Furthermore, because certain tokens are only available within certain ecosystems/blockchains but not within a single blockchain, the CeFi model allows us to offer a range of indices with token combinations that cannot exist within a single DeFi ecosystem (or can at the tradeoff of massive gas fee/costs increase).

The DeFi model is built to accommodate permissionless building of index tokens. The disadvantage is that it is more difficult to find regulatory approval for not a single index, but a model that can build indices. We whitelist tokens and have created a system where a user can create their own index + management system. This DeFi model is fully on-chain and managed by the smart contract.

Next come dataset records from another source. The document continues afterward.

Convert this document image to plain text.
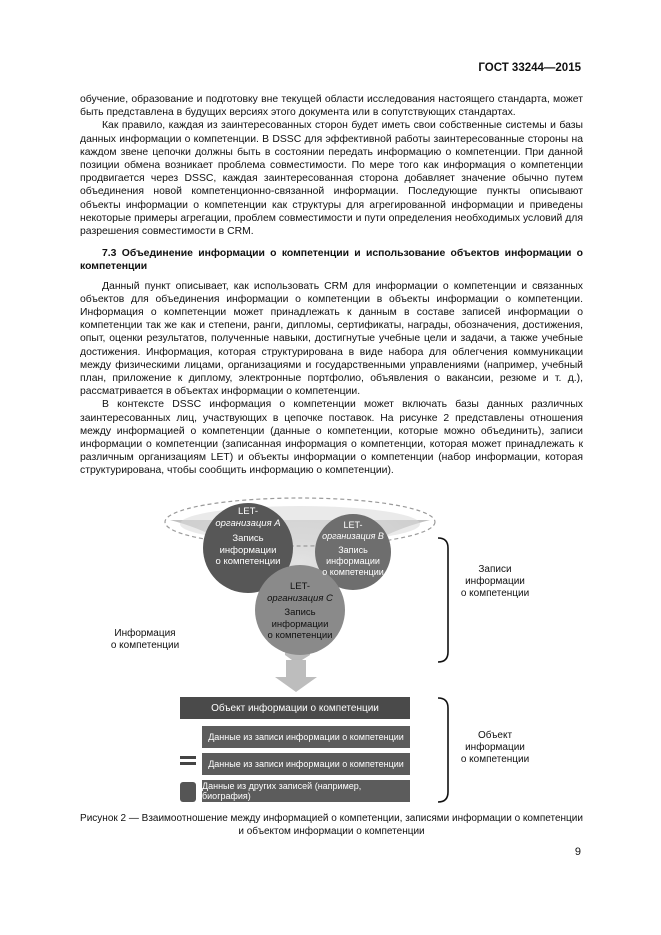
ГОСТ 33244—2015

обучение, образование и подготовку вне текущей области исследования настоящего стандарта, может быть представлена в будущих версиях этого документа или в сопутствующих стандартах.

Как правило, каждая из заинтересованных сторон будет иметь свои собственные системы и базы данных информации о компетенции. В DSSC для эффективной работы заинтересованные стороны на каждом звене цепочки должны быть в состоянии передать информацию о компетенции. При данной позиции обмена возникает проблема совместимости. По мере того как информация о компетенции продвигается через DSSC, каждая заинтересованная сторона добавляет значение обычно путем объединения новой компетенционно-связанной информации. Последующие пункты описывают объекты информации о компетенции как структуры для агрегированной информации и приведены некоторые примеры агрегации, проблем совместимости и пути определения необходимых условий для разрешения совместимости в CRM.

7.3 Объединение информации о компетенции и использование объектов информации о компетенции

Данный пункт описывает, как использовать CRM для информации о компетенции и связанных объектов для объединения информации о компетенции в объекты информации о компетенции. Информация о компетенции может принадлежать к данным в составе записей информации о компетенции так же как и степени, ранги, дипломы, сертификаты, награды, обозначения, достижения, опыт, оценки результатов, полученные навыки, достигнутые учебные цели и задачи, а также учебные достижения. Информация, которая структурирована в виде набора для облегчения коммуникации между физическими лицами, организациями и государственными управлениями (например, учебный план, приложение к диплому, электронные портфолио, объявления о вакансии, резюме и т. д.), рассматривается в объектах информации о компетенции.

В контексте DSSC информация о компетенции может включать базы данных различных заинтересованных лиц, участвующих в цепочке поставок. На рисунке 2 представлены отношения между информацией о компетенции (данные о компетенции, которые можно объединить), записи информации о компетенции (записанная информация о компетенции, которая может принадлежать к различным организациям LET) и объекты информации о компетенции (набор информации, которая структурирована, чтобы сообщить информацию о компетенции).

LET-
организация A
Запись
информации
о компетенции
LET-
организация B
Запись
информации
о компетенции
LET-
организация C
Запись
информации
о компетенции
Информация
о компетенции
Записи
информации
о компетенции
Объект
информации
о компетенции
Объект информации о компетенции
Данные из записи информации о компетенции
Данные из записи информации о компетенции
Данные из других записей (например, биография)
Рисунок 2 — Взаимоотношение между информацией о компетенции, записями информации о компетенции
и объектом информации о компетенции
9
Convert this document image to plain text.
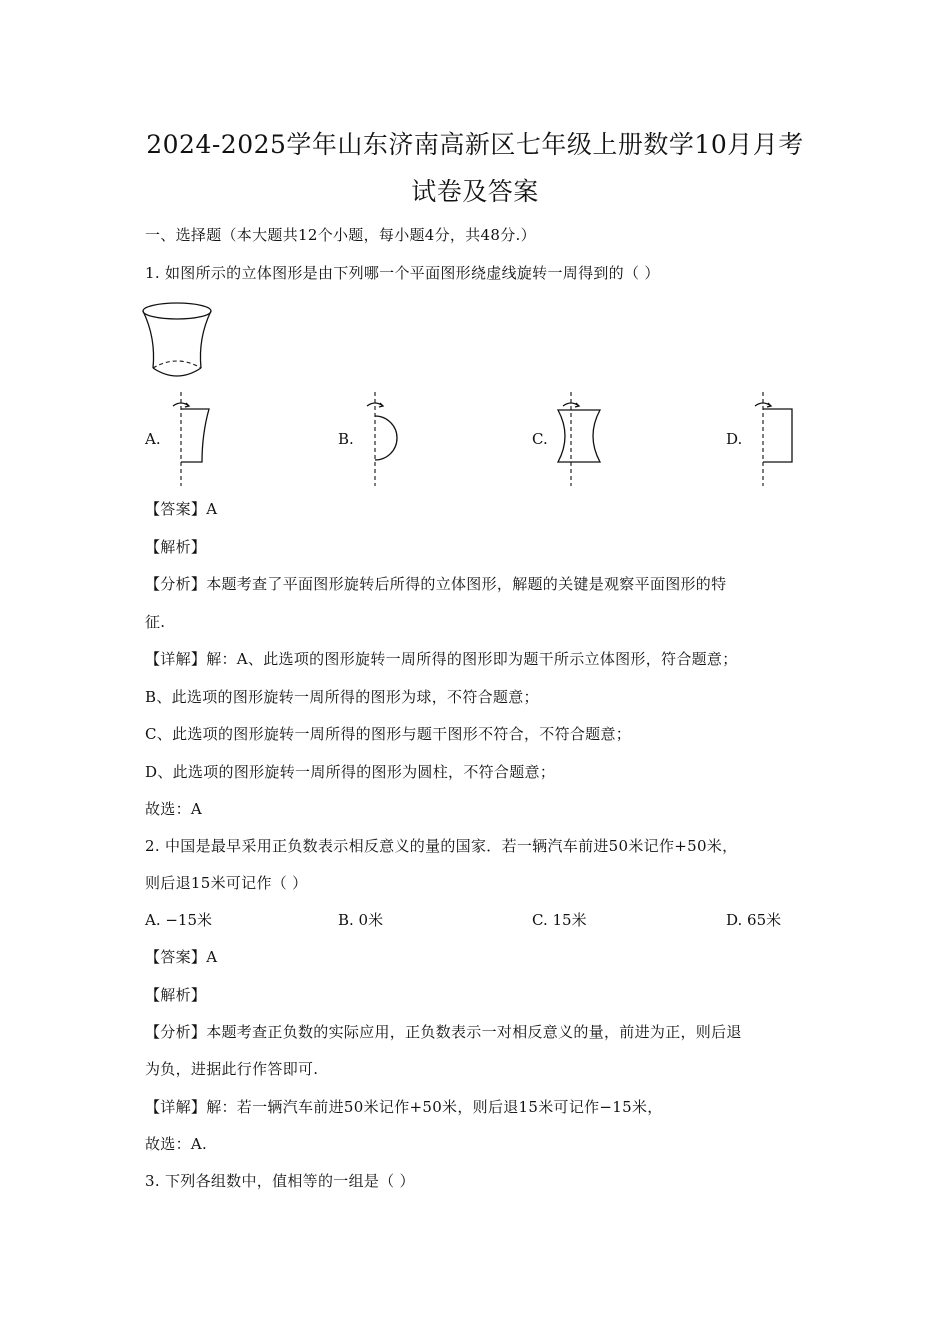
2024-2025学年山东济南高新区七年级上册数学10月月考
试卷及答案
一、选择题（本大题共12个小题，每小题4分，共48分.）
1. 如图所示的立体图形是由下列哪一个平面图形绕虚线旋转一周得到的（ ）
A.	B.	C.	D.
【答案】A
【解析】
【分析】本题考查了平面图形旋转后所得的立体图形，解题的关键是观察平面图形的特
征.
【详解】解：A、此选项的图形旋转一周所得的图形即为题干所示立体图形，符合题意；
B、此选项的图形旋转一周所得的图形为球，不符合题意；
C、此选项的图形旋转一周所得的图形与题干图形不符合，不符合题意；
D、此选项的图形旋转一周所得的图形为圆柱，不符合题意；
故选：A
2. 中国是最早采用正负数表示相反意义的量的国家．若一辆汽车前进50米记作+50米，
则后退15米可记作（ ）
A. −15米	B. 0米	C. 15米	D. 65米
【答案】A
【解析】
【分析】本题考查正负数的实际应用，正负数表示一对相反意义的量，前进为正，则后退
为负，进据此行作答即可.
【详解】解：若一辆汽车前进50米记作+50米，则后退15米可记作−15米，
故选：A.
3. 下列各组数中，值相等的一组是（ ）
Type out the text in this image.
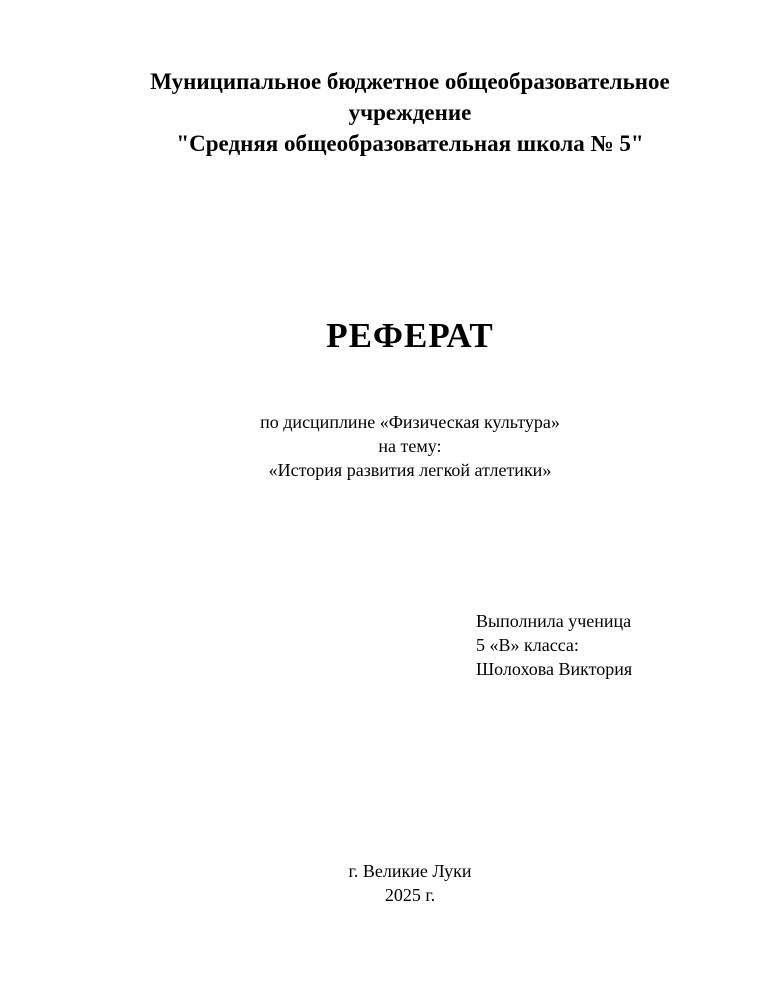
Муниципальное бюджетное общеобразовательное
учреждение
"Средняя общеобразовательная школа № 5"
РЕФЕРАТ
по дисциплине «Физическая культура»
на тему:
«История развития легкой атлетики»
Выполнила ученица
5 «В» класса:
Шолохова Виктория
г. Великие Луки
2025 г.
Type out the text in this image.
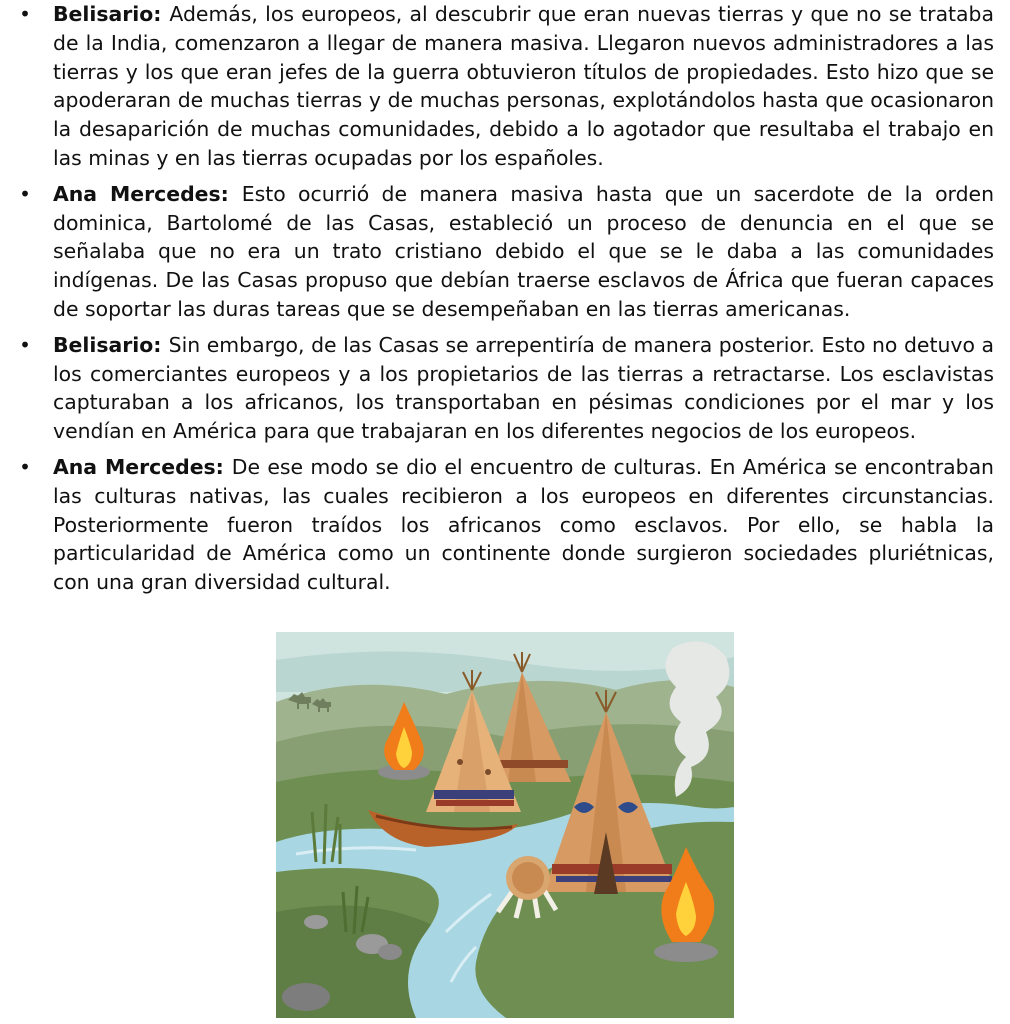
• Belisario: Además, los europeos, al descubrir que eran nuevas tierras y que no se trataba de la India, comenzaron a llegar de manera masiva. Llegaron nuevos administradores a las tierras y los que eran jefes de la guerra obtuvieron títulos de propiedades. Esto hizo que se apoderaran de muchas tierras y de muchas personas, explotándolos hasta que ocasionaron la desaparición de muchas comunidades, debido a lo agotador que resultaba el trabajo en las minas y en las tierras ocupadas por los españoles.
• Ana Mercedes: Esto ocurrió de manera masiva hasta que un sacerdote de la orden dominica, Bartolomé de las Casas, estableció un proceso de denuncia en el que se señalaba que no era un trato cristiano debido el que se le daba a las comunidades indígenas. De las Casas propuso que debían traerse esclavos de África que fueran capaces de soportar las duras tareas que se desempeñaban en las tierras americanas.
• Belisario: Sin embargo, de las Casas se arrepentiría de manera posterior. Esto no detuvo a los comerciantes europeos y a los propietarios de las tierras a retractarse. Los esclavistas capturaban a los africanos, los transportaban en pésimas condiciones por el mar y los vendían en América para que trabajaran en los diferentes negocios de los europeos.
• Ana Mercedes: De ese modo se dio el encuentro de culturas. En América se encontraban las culturas nativas, las cuales recibieron a los europeos en diferentes circunstancias. Posteriormente fueron traídos los africanos como esclavos. Por ello, se habla la particularidad de América como un continente donde surgieron sociedades pluriétnicas, con una gran diversidad cultural.
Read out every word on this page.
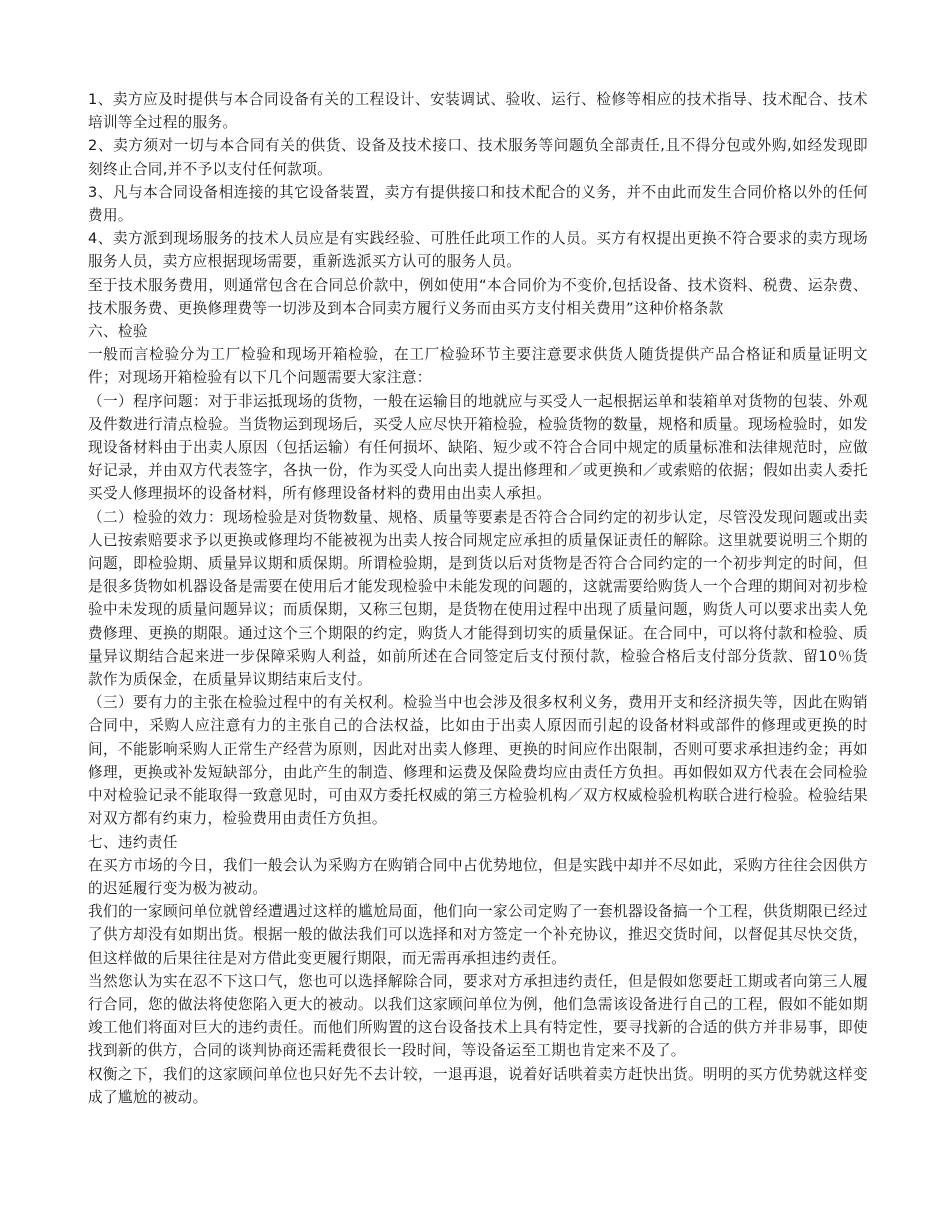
1、卖方应及时提供与本合同设备有关的工程设计、安装调试、验收、运行、检修等相应的技术指导、技术配合、技术培训等全过程的服务。

2、卖方须对一切与本合同有关的供货、设备及技术接口、技术服务等问题负全部责任,且不得分包或外购,如经发现即刻终止合同,并不予以支付任何款项。

3、凡与本合同设备相连接的其它设备装置，卖方有提供接口和技术配合的义务，并不由此而发生合同价格以外的任何费用。

4、卖方派到现场服务的技术人员应是有实践经验、可胜任此项工作的人员。买方有权提出更换不符合要求的卖方现场服务人员，卖方应根据现场需要，重新选派买方认可的服务人员。

至于技术服务费用，则通常包含在合同总价款中，例如使用“本合同价为不变价,包括设备、技术资料、税费、运杂费、技术服务费、更换修理费等一切涉及到本合同卖方履行义务而由买方支付相关费用”这种价格条款

六、检验

一般而言检验分为工厂检验和现场开箱检验，在工厂检验环节主要注意要求供货人随货提供产品合格证和质量证明文件；对现场开箱检验有以下几个问题需要大家注意：

（一）程序问题：对于非运抵现场的货物，一般在运输目的地就应与买受人一起根据运单和装箱单对货物的包装、外观及件数进行清点检验。当货物运到现场后，买受人应尽快开箱检验，检验货物的数量，规格和质量。现场检验时，如发现设备材料由于出卖人原因（包括运输）有任何损坏、缺陷、短少或不符合合同中规定的质量标准和法律规范时，应做好记录，并由双方代表签字，各执一份，作为买受人向出卖人提出修理和／或更换和／或索赔的依据；假如出卖人委托买受人修理损坏的设备材料，所有修理设备材料的费用由出卖人承担。

（二）检验的效力：现场检验是对货物数量、规格、质量等要素是否符合合同约定的初步认定，尽管没发现问题或出卖人已按索赔要求予以更换或修理均不能被视为出卖人按合同规定应承担的质量保证责任的解除。这里就要说明三个期的问题，即检验期、质量异议期和质保期。所谓检验期，是到货以后对货物是否符合合同约定的一个初步判定的时间，但是很多货物如机器设备是需要在使用后才能发现检验中未能发现的问题的，这就需要给购货人一个合理的期间对初步检验中未发现的质量问题异议；而质保期，又称三包期，是货物在使用过程中出现了质量问题，购货人可以要求出卖人免费修理、更换的期限。通过这个三个期限的约定，购货人才能得到切实的质量保证。在合同中，可以将付款和检验、质量异议期结合起来进一步保障采购人利益，如前所述在合同签定后支付预付款，检验合格后支付部分货款、留10％货款作为质保金，在质量异议期结束后支付。

（三）要有力的主张在检验过程中的有关权利。检验当中也会涉及很多权利义务，费用开支和经济损失等，因此在购销合同中，采购人应注意有力的主张自己的合法权益，比如由于出卖人原因而引起的设备材料或部件的修理或更换的时间，不能影响采购人正常生产经营为原则，因此对出卖人修理、更换的时间应作出限制，否则可要求承担违约金；再如修理，更换或补发短缺部分，由此产生的制造、修理和运费及保险费均应由责任方负担。再如假如双方代表在会同检验中对检验记录不能取得一致意见时，可由双方委托权威的第三方检验机构／双方权威检验机构联合进行检验。检验结果对双方都有约束力，检验费用由责任方负担。

七、违约责任

在买方市场的今日，我们一般会认为采购方在购销合同中占优势地位，但是实践中却并不尽如此，采购方往往会因供方的迟延履行变为极为被动。

我们的一家顾问单位就曾经遭遇过这样的尴尬局面，他们向一家公司定购了一套机器设备搞一个工程，供货期限已经过了供方却没有如期出货。根据一般的做法我们可以选择和对方签定一个补充协议，推迟交货时间，以督促其尽快交货，但这样做的后果往往是对方借此变更履行期限，而无需再承担违约责任。

当然您认为实在忍不下这口气，您也可以选择解除合同，要求对方承担违约责任，但是假如您要赶工期或者向第三人履行合同，您的做法将使您陷入更大的被动。以我们这家顾问单位为例，他们急需该设备进行自己的工程，假如不能如期竣工他们将面对巨大的违约责任。而他们所购置的这台设备技术上具有特定性，要寻找新的合适的供方并非易事，即使找到新的供方，合同的谈判协商还需耗费很长一段时间，等设备运至工期也肯定来不及了。

权衡之下，我们的这家顾问单位也只好先不去计较，一退再退，说着好话哄着卖方赶快出货。明明的买方优势就这样变成了尴尬的被动。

In the subchapters: CeFi model and DeFi model you can find more technical details about the method of operation of both models.

Leverage

Liquidity pairs for the index are made available on a permissionless basis, and they can be provided by users or Nex Labs for borrowing purposes.

Users can borrow liquidity within a fixed range, allowing them to theoretically access infinite leverage for both long and short positions using these assets. This solution is characterized by its simplicity and effectiveness as it eliminates the need for oracles, liquidators, insurance funds, or counterparty risks.

Further information will be disclosed in the near future as the feature is not available yet.

Leverage trading is different from spot trading. With leverage trading, users can borrow extra funds to increase their margin size, potentially increasing both profits and losses. It's worth noting that this specific functionality can be seamlessly integrated by other platforms to offer the same type of trading.